When $V_{bulk}<V_a/e$
$I=\frac{(A_0+A_1\sigma^{A_2})e}{2{\pi}hs_0^{2}(1-\frac{\sigma}{M})^{2}}\Bigg\{(V_a-\frac{V_{bulk}}{2})\exp\Bigg[-\frac{4{\pi}}{h}s_0(1-\frac{\sigma}{M})\sqrt{2m(V_a-\frac{eV_{bulk}}{2})}\Bigg]-(V_a+\frac{V_{bulk}}{2})\exp\Bigg[-\frac{4{\pi}}{h}s_0(1-\frac{\sigma}{M})\sqrt{2m(V_a+\frac{eV_{bulk}}{2})}\Bigg]\Bigg\}$

When $V_{bulk}>V_a/e$
$I=\frac{2.2e^{3}V_{bulk}^{2}(A_0+A_1\sigma^{A_2})}{8{\pi}hV_as_0^{2}(1-\frac{\sigma}{M})^{2}}\Bigg\{\exp\Bigg[-\frac{8{\pi}s_0(1-\frac{\sigma}{M})}{2.96heV_{bulk}^2}\sqrt{2mV_a^3}\Bigg]-(1+\frac{2eV_{bulk}}{V_a})\exp\Bigg[-\frac{8{\pi}s_0(1-\frac{\sigma}{M})}{2.96heV_{bulk}}\sqrt{2mV_a^3(1+\frac{2eV_{bulk}}{V_a})}\Bigg]\Bigg\}$

In the equations above, the effective area for tunneling conduction $A$ is stated as an increasing function dependent on the applied stress $\sigma$, and on coefficients $A_0$, $A_1$, $A_2$ to be experimentally determined.
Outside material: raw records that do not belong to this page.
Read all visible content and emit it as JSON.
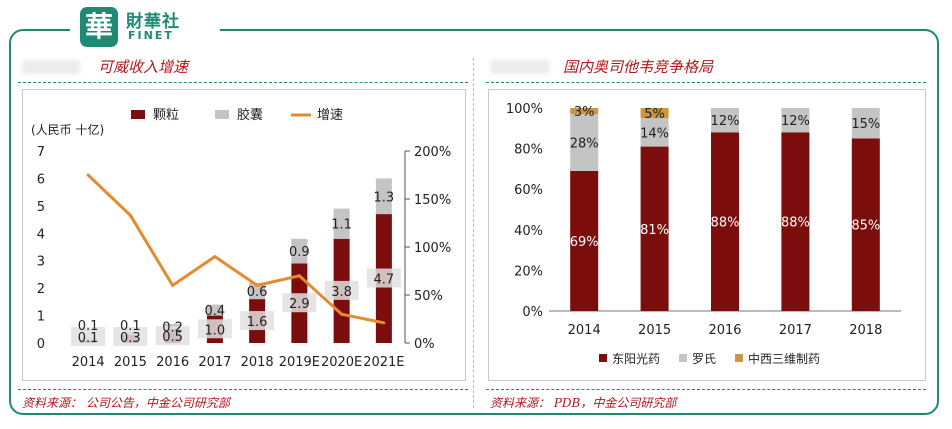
{
  "header": {
    "logo_cn": "財華社",
    "logo_en": "FINET",
    "logo_seal": "華"
  },
  "colors": {
    "granule": "#7b0d0d",
    "capsule": "#c4c4c4",
    "growth": "#e68a2e",
    "rohto": "#7b0d0d",
    "roche": "#c4c4c4",
    "zxsw": "#c89644",
    "brand": "#1f8a73",
    "title": "#b3171b"
  },
  "left": {
    "title": "可威收入增速",
    "source": "资料来源：  公司公告，中金公司研究部",
    "chart_data": {
      "type": "bar",
      "stacked": true,
      "unit_label": "(人民币 十亿)",
      "categories": [
        "2014",
        "2015",
        "2016",
        "2017",
        "2018",
        "2019E",
        "2020E",
        "2021E"
      ],
      "series": [
        {
          "name": "颗粒",
          "values": [
            0.1,
            0.3,
            0.5,
            1.0,
            1.6,
            2.9,
            3.8,
            4.7
          ]
        },
        {
          "name": "胶囊",
          "values": [
            0.1,
            0.1,
            0.2,
            0.4,
            0.6,
            0.9,
            1.1,
            1.3
          ]
        }
      ],
      "line": {
        "name": "增速",
        "values": [
          175,
          133,
          60,
          90,
          60,
          70,
          30,
          21
        ]
      },
      "ylim": [
        0,
        7
      ],
      "y_ticks": [
        "0",
        "1",
        "2",
        "3",
        "4",
        "5",
        "6",
        "7"
      ],
      "y2lim": [
        0,
        200
      ],
      "y2_ticks": [
        "0%",
        "50%",
        "100%",
        "150%",
        "200%"
      ]
    }
  },
  "right": {
    "title": "国内奥司他韦竞争格局",
    "source": "资料来源：  PDB，中金公司研究部",
    "chart_data": {
      "type": "bar",
      "stacked": true,
      "categories": [
        "2014",
        "2015",
        "2016",
        "2017",
        "2018"
      ],
      "series": [
        {
          "name": "东阳光药",
          "values": [
            69,
            81,
            88,
            88,
            85
          ],
          "labels": [
            "69%",
            "81%",
            "88%",
            "88%",
            "85%"
          ]
        },
        {
          "name": "罗氏",
          "values": [
            28,
            14,
            12,
            12,
            15
          ],
          "labels": [
            "28%",
            "14%",
            "12%",
            "12%",
            "15%"
          ]
        },
        {
          "name": "中西三维制药",
          "values": [
            3,
            5,
            0,
            0,
            0
          ],
          "labels": [
            "3%",
            "5%",
            "",
            "",
            ""
          ]
        }
      ],
      "ylim": [
        0,
        100
      ],
      "y_ticks": [
        "0%",
        "20%",
        "40%",
        "60%",
        "80%",
        "100%"
      ]
    }
  }
}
This formulation accounts for the increment in the number of conduction paths with stress:

$A=A_0+A_1\sigma^{A_2}$

=== Current research trends in FSRs ===
Although the above model is unable to describe the undesired phenomenon of sensitivity degradation, the inclusion of rheological models has predicted that drift can be reduced by choosing an appropriate sourcing voltage; experimental observations have supported this statement. Another approach to reduce drift is to employ non-aligned electrodes to minimize the effects of polymer creep. There is currently a great effort placed on improving the performance of FSRs with multiple different approaches: in-depth modeling of such devices in order to choose the most adequate driving circuit, changing the electrode configuration to minimize drift and/or hysteresis, investigating on new materials type such as carbon nanotubes, or solutions combining the aforesaid methods.

== Uses ==
Force-sensing resistors are commonly used to create pressure-sensing "buttons" and have applications in many fields, including musical instruments (such as the Sensel Morph), car occupancy sensors, artificial limbs, foot pronation systems, and portable electronics. They are also used in mixed or augmented reality systems as well as to enhance mobile interaction.